Signes extérieurs: attitude cool, dynamisme anticonformiste, croyance affichée dans le fait que la «disruption» œuvre pour bâtir un monde meilleur. Réalité intime: pulsions monopolistiques irréfrénables, reproduction par ignorance d’anciens schémas, désintérêt profond pour le bien-être général… – “Internet lieu de partage ou de monopole?“, 2 mai 2015, par Nic Ulmi (http://bit.ly/1EFqhb0)
Alors Internet, Disruption positive ou Nouvelle donne inégalitaire ? Andrew Keen soulève des points importants et, c’est vrai, intriguants. Néanmoins, Internet est certes validé sur le plan technologique, mais, pour le reste, il n’en est qu’à l’age de l’enfance ou au mieux de la pré-adolescence, et, surtout, il n’est qu’un outil qui libère des possibles. La révolution française et son apport à la Démocratie ne doit pas être jugée sur les années thermidoriennes de Comité de Salut Public et de terreur.
Internet permet de se faire entendre et connaître par plus de monde, plus vite, plus loin, pour moins cher.
Un public a soudain une alternative si l’histoire lui plaît, lui convient, et il peut le faire savoir, s’en mêler.
Bien sûr, comme partout, des pratiques contraires à l’intérêt général peuvent se développer, des monopoles peuvent se créer.
Toutefois, contrairement aux monopoles du monde classique, notamment industriel, un nouvel acteur peut apparaître du jour au lendemain et bousculer l’ordre établi.
Il suffit pour cela que les parties prenantes à un marché donné ne soient plus satisfaites par le statu quo.
Mais un nouvel acteur n’aura du succès avec sa solution que si chacun y trouve son compte 8y compris l’Etat).
Uber est l’exemple utilisé par Andrew Keene, et c’est un bon exemple qui peut aussi être utilisé en contre-pied à sa thèse: des clients ou des utilisateurs au sens large (il faut toujours penser à eux d’abord, qu’il y ait ou non échange monétaire, y compris dans le monde éducatif, santé, humanitaire…), des clients, donc, ne trouvaient pas satisfaction dans l’offre actuelle de taxis.
Uber a su répondre à cette frustration et c’est ce qui a créé son succès: des chauffeurs se sont inscrits et des clients ont acheté.
On l’oublie trop vite: sans clients et sans chauffeurs, Uber n’est rien d’autre qu’un Google map avec deux ou trois écrans en plus, une base de données, et un marketing de guérilla pour se faire connaître.
Peut-il abuser de sa position dominante? oui, bien sûr, comme toute entreprise à succès, mais il ne faudra alors pas longtemps pour qu’une association de chauffeurs frustrés se crée dans une ville et développe sa propre solution (coût technique autour de 30’000 francs), ou pour qu’un entrepreneur satisfasse mieux des clients frustrés par le prix, la qualité, la disponibilité, etc.
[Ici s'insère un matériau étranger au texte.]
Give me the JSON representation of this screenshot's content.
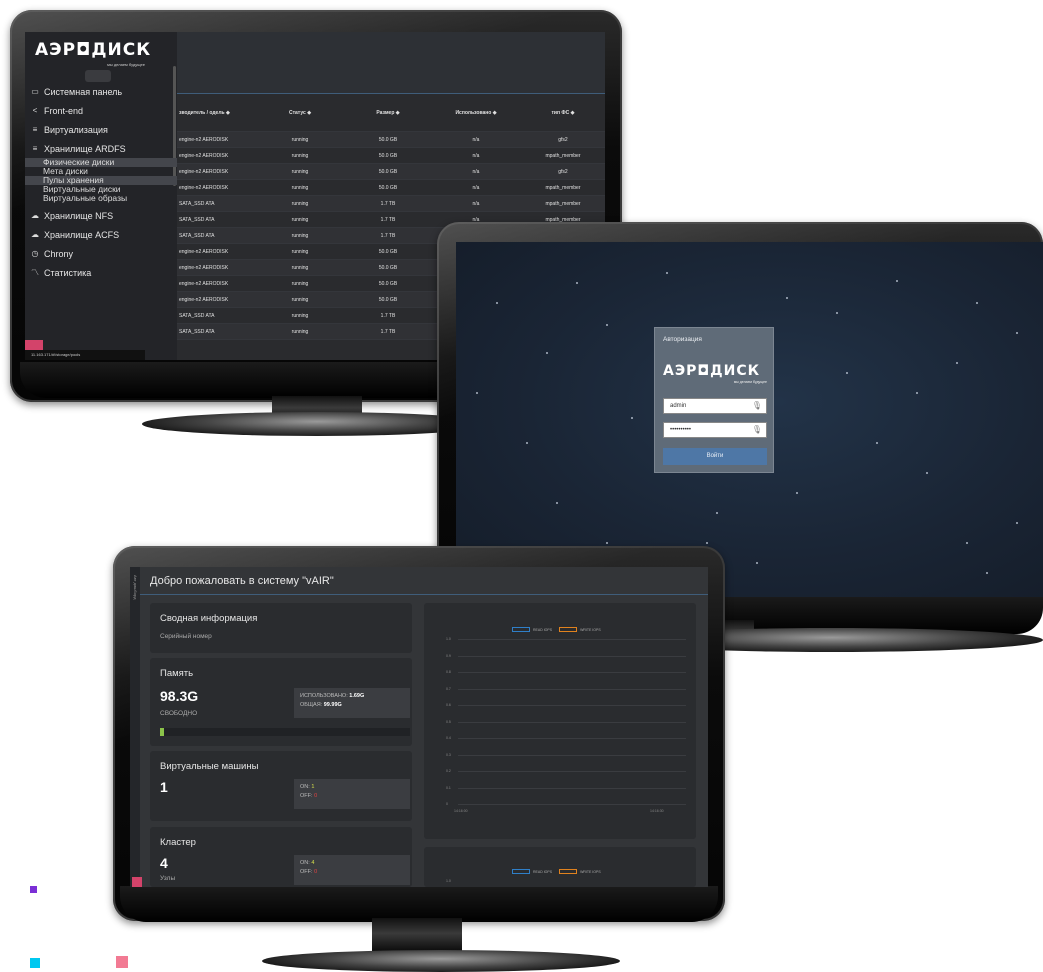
{
  "accent": {
    "blue": "#3f5d7a",
    "green": "#8bc34a",
    "red": "#e34343",
    "yellow": "#d6e04a",
    "pink": "#d3436a",
    "teal": "#00c8f0",
    "purple": "#7b2fd6"
  },
  "ardfs": {
    "logo_word": "АЭР◘ДИСК",
    "logo_tag": "мы делаем будущее",
    "nav": [
      {
        "icon": "monitor-icon",
        "label": "Системная панель"
      },
      {
        "icon": "share-icon",
        "label": "Front-end"
      },
      {
        "icon": "database-icon",
        "label": "Виртуализация"
      },
      {
        "icon": "database-icon",
        "label": "Хранилище ARDFS"
      }
    ],
    "subnav": [
      {
        "label": "Физические диски",
        "active": true
      },
      {
        "label": "Мета диски",
        "active": false
      },
      {
        "label": "Пулы хранения",
        "active": true
      },
      {
        "label": "Виртуальные диски",
        "active": false
      },
      {
        "label": "Виртуальные образы",
        "active": false
      }
    ],
    "nav2": [
      {
        "icon": "cloud-icon",
        "label": "Хранилище NFS"
      },
      {
        "icon": "cloud-icon",
        "label": "Хранилище ACFS"
      },
      {
        "icon": "clock-icon",
        "label": "Chrony"
      },
      {
        "icon": "chart-icon",
        "label": "Статистика"
      }
    ],
    "table": {
      "headers": [
        "зводитель /\nодель",
        "Статус",
        "Размер",
        "Использовано",
        "тип ФС"
      ],
      "rows": [
        [
          "engine-n2 AERODISK",
          "running",
          "50.0 GB",
          "n/a",
          "gfs2"
        ],
        [
          "engine-n2 AERODISK",
          "running",
          "50.0 GB",
          "n/a",
          "mpath_member"
        ],
        [
          "engine-n2 AERODISK",
          "running",
          "50.0 GB",
          "n/a",
          "gfs2"
        ],
        [
          "engine-n2 AERODISK",
          "running",
          "50.0 GB",
          "n/a",
          "mpath_member"
        ],
        [
          "SATA_SSD ATA",
          "running",
          "1.7 TB",
          "n/a",
          "mpath_member"
        ],
        [
          "SATA_SSD ATA",
          "running",
          "1.7 TB",
          "n/a",
          "mpath_member"
        ],
        [
          "SATA_SSD ATA",
          "running",
          "1.7 TB",
          "",
          ""
        ],
        [
          "engine-n2 AERODISK",
          "running",
          "50.0 GB",
          "",
          ""
        ],
        [
          "engine-n2 AERODISK",
          "running",
          "50.0 GB",
          "",
          ""
        ],
        [
          "engine-n2 AERODISK",
          "running",
          "50.0 GB",
          "",
          ""
        ],
        [
          "engine-n2 AERODISK",
          "running",
          "50.0 GB",
          "",
          ""
        ],
        [
          "SATA_SSD ATA",
          "running",
          "1.7 TB",
          "",
          ""
        ],
        [
          "SATA_SSD ATA",
          "running",
          "1.7 TB",
          "",
          ""
        ]
      ]
    },
    "footer_url": "11.163.171/#!/storage/pools"
  },
  "login": {
    "title": "Авторизация",
    "logo_word": "АЭР◘ДИСК",
    "logo_tag": "мы делаем будущее",
    "username_value": "admin",
    "password_value": "••••••••••",
    "submit_label": "Войти"
  },
  "vair": {
    "rail_text": "Авт дашборд",
    "title": "Добро пожаловать в систему \"vAIR\"",
    "summary": {
      "heading": "Сводная информация",
      "subtitle": "Серийный номер"
    },
    "memory": {
      "heading": "Память",
      "free_value": "98.3G",
      "free_label": "СВОБОДНО",
      "used_label": "ИСПОЛЬЗОВАНО:",
      "used_value": "1.69G",
      "total_label": "ОБЩАЯ:",
      "total_value": "99.99G",
      "used_fraction": 0.017
    },
    "vms": {
      "heading": "Виртуальные машины",
      "count": "1",
      "on_label": "ON:",
      "on_value": "1",
      "off_label": "OFF:",
      "off_value": "0"
    },
    "cluster": {
      "heading": "Кластер",
      "count": "4",
      "sub": "Узлы",
      "on_label": "ON:",
      "on_value": "4",
      "off_label": "OFF:",
      "off_value": "0"
    },
    "chart1": {
      "legend": [
        "READ IOPS",
        "WRITE IOPS"
      ],
      "yticks": [
        "1.0",
        "0.9",
        "0.8",
        "0.7",
        "0.6",
        "0.5",
        "0.4",
        "0.3",
        "0.2",
        "0.1",
        "0"
      ],
      "xticks": [
        "14:16:00",
        "14:16:30"
      ]
    },
    "chart2": {
      "legend": [
        "READ IOPS",
        "WRITE IOPS"
      ],
      "yticks": [
        "1.0"
      ]
    }
  }
}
La solution technologique est peu chère et très simple à copier.
Le coût de changement pour le chauffeur ou le client est voisin de zéro (mesuré en temps passé à changer).
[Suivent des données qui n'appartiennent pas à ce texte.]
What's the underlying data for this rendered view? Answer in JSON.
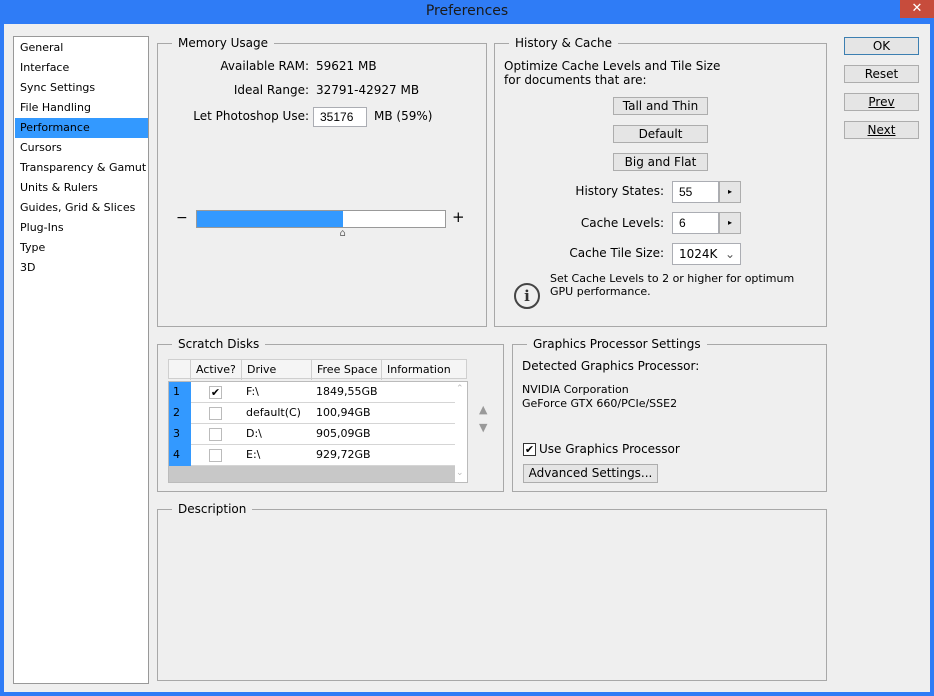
{
  "window": {
    "title": "Preferences",
    "close": "✕"
  },
  "sidebar": {
    "items": [
      {
        "label": "General"
      },
      {
        "label": "Interface"
      },
      {
        "label": "Sync Settings"
      },
      {
        "label": "File Handling"
      },
      {
        "label": "Performance",
        "selected": true
      },
      {
        "label": "Cursors"
      },
      {
        "label": "Transparency & Gamut"
      },
      {
        "label": "Units & Rulers"
      },
      {
        "label": "Guides, Grid & Slices"
      },
      {
        "label": "Plug-Ins"
      },
      {
        "label": "Type"
      },
      {
        "label": "3D"
      }
    ]
  },
  "memory": {
    "title": "Memory Usage",
    "available_label": "Available RAM:",
    "available_value": "59621 MB",
    "ideal_label": "Ideal Range:",
    "ideal_value": "32791-42927 MB",
    "use_label": "Let Photoshop Use:",
    "use_value": "35176",
    "use_unit": "MB (59%)",
    "slider_percent": 59,
    "minus": "−",
    "plus": "+"
  },
  "history": {
    "title": "History & Cache",
    "desc": "Optimize Cache Levels and Tile Size for documents that are:",
    "buttons": [
      "Tall and Thin",
      "Default",
      "Big and Flat"
    ],
    "history_label": "History States:",
    "history_value": "55",
    "cache_label": "Cache Levels:",
    "cache_value": "6",
    "tile_label": "Cache Tile Size:",
    "tile_value": "1024K",
    "info": "Set Cache Levels to 2 or higher for optimum GPU performance."
  },
  "actions": {
    "ok": "OK",
    "reset": "Reset",
    "prev": "Prev",
    "next": "Next"
  },
  "scratch": {
    "title": "Scratch Disks",
    "columns": [
      "Active?",
      "Drive",
      "Free Space",
      "Information"
    ],
    "rows": [
      {
        "n": "1",
        "active": true,
        "drive": "F:\\",
        "free": "1849,55GB"
      },
      {
        "n": "2",
        "active": false,
        "drive": "default(C)",
        "free": "100,94GB"
      },
      {
        "n": "3",
        "active": false,
        "drive": "D:\\",
        "free": "905,09GB"
      },
      {
        "n": "4",
        "active": false,
        "drive": "E:\\",
        "free": "929,72GB"
      }
    ]
  },
  "gpu": {
    "title": "Graphics Processor Settings",
    "detected_label": "Detected Graphics Processor:",
    "vendor": "NVIDIA Corporation",
    "model": "GeForce GTX 660/PCIe/SSE2",
    "use_label": "Use Graphics Processor",
    "use_checked": true,
    "advanced": "Advanced Settings..."
  },
  "description": {
    "title": "Description"
  },
  "colors": {
    "accent": "#3399ff",
    "titlebar": "#2f7cf6",
    "close": "#c74c3c"
  }
}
Un nouvel acteur pourrait émerger à une vitesse proportionnelle à la frustration créée par Uber.
Taxiphone à Genève s’est créée sa propre solution, copie parfaite d’Uber.
Mais, comme tout acteur de “l’ancien” monde, ils ont raté un point essentiel qu’ils auraient vu s’ils avaient d’abord pensé aux clients: le paiement simplifié à l’extrême par pré-enregistrement de la carte bancaire dans le profil client ; je rentre et je sors de la voiture les mains dans les poches sans interruption, comme avec mon chauffeur privé ; on me sert même un rafraichissement ; je peux même donner une note de satisfaction.
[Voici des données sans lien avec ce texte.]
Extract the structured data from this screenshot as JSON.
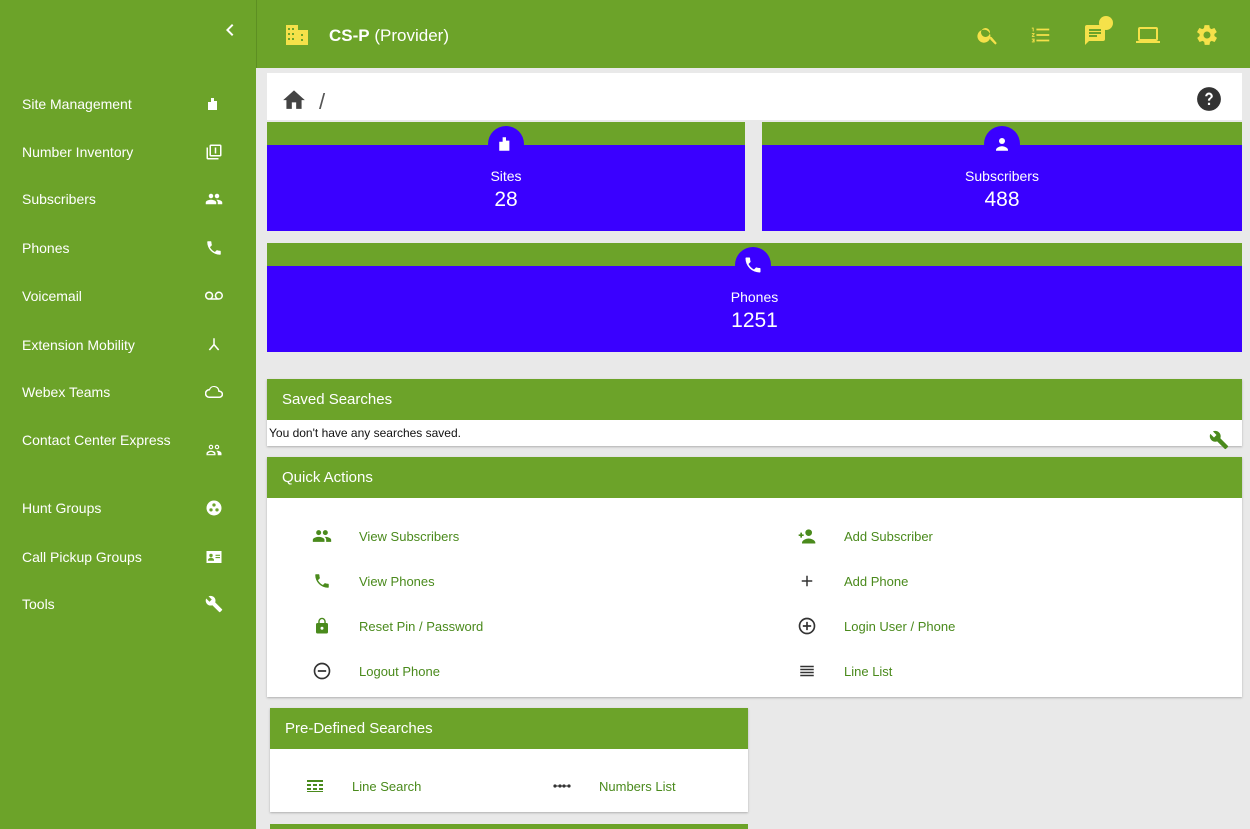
{
  "colors": {
    "brand_green": "#6ca329",
    "stat_blue": "#3a00ff",
    "link_green": "#4a8a1c",
    "badge_yellow": "#f5e14a"
  },
  "sidebar": {
    "collapse_icon": "chevron-left-icon",
    "items": [
      {
        "label": "Site Management",
        "icon": "buildings-icon"
      },
      {
        "label": "Number Inventory",
        "icon": "library-books-icon"
      },
      {
        "label": "Subscribers",
        "icon": "people-icon"
      },
      {
        "label": "Phones",
        "icon": "phone-icon"
      },
      {
        "label": "Voicemail",
        "icon": "voicemail-icon"
      },
      {
        "label": "Extension Mobility",
        "icon": "call-split-icon"
      },
      {
        "label": "Webex Teams",
        "icon": "cloud-icon"
      },
      {
        "label": "Contact Center Express",
        "icon": "people-outline-icon"
      },
      {
        "label": "Hunt Groups",
        "icon": "hunt-group-icon"
      },
      {
        "label": "Call Pickup Groups",
        "icon": "contact-card-icon"
      },
      {
        "label": "Tools",
        "icon": "wrench-icon"
      }
    ]
  },
  "topbar": {
    "title_bold": "CS-P",
    "title_rest": "(Provider)",
    "icons": [
      "search-icon",
      "list-icon",
      "chat-icon",
      "laptop-icon",
      "gear-icon"
    ]
  },
  "breadcrumb": {
    "separator": "/"
  },
  "stats": {
    "sites": {
      "label": "Sites",
      "value": "28"
    },
    "subscribers": {
      "label": "Subscribers",
      "value": "488"
    },
    "phones": {
      "label": "Phones",
      "value": "1251"
    }
  },
  "saved_searches": {
    "title": "Saved Searches",
    "empty_text": "You don't have any searches saved."
  },
  "quick_actions": {
    "title": "Quick Actions",
    "items": [
      {
        "label": "View Subscribers",
        "icon": "people-icon"
      },
      {
        "label": "Add Subscriber",
        "icon": "person-add-icon"
      },
      {
        "label": "View Phones",
        "icon": "phone-icon"
      },
      {
        "label": "Add Phone",
        "icon": "plus-icon"
      },
      {
        "label": "Reset Pin / Password",
        "icon": "lock-icon"
      },
      {
        "label": "Login User / Phone",
        "icon": "add-circle-icon"
      },
      {
        "label": "Logout Phone",
        "icon": "remove-circle-icon"
      },
      {
        "label": "Line List",
        "icon": "line-list-icon"
      }
    ]
  },
  "predefined_searches": {
    "title": "Pre-Defined Searches",
    "items": [
      {
        "label": "Line Search",
        "icon": "table-search-icon"
      },
      {
        "label": "Numbers List",
        "icon": "dots-icon"
      }
    ]
  }
}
Révolutionnaires réponses à 3 problèmes récurrents sur ce marché vus du point de vue du client: trouver un taxi, payer sans avoir de monnaie, être satisfait par le service.
Internet n’est pas plus moral ou angélique. Il est juste plus ouvert et libre.
Il a donc le potentiel de faire converger une solution vers une situation d’équilibre plus satisfaisante pour toutes les parties (y compris l’Etat), sans entrave, contrairement au monde “classique”. Quand l’insatisfaction devient trop grande, une solution plus adaptée peut apparaître très vite.
Un seul impératif: permettre à tous d’avoir accès à cet espace pour s’y exprimer et y entreprendre
donc combler le “fossé numérique”, à tout prix. Voilà le rôle essentiel de l’État. Nous ne sommes qu’au début de l’histoire. Je reste optimiste et positif. D’ailleurs, l’alternative à cet état d’esprit ne me plaît guère.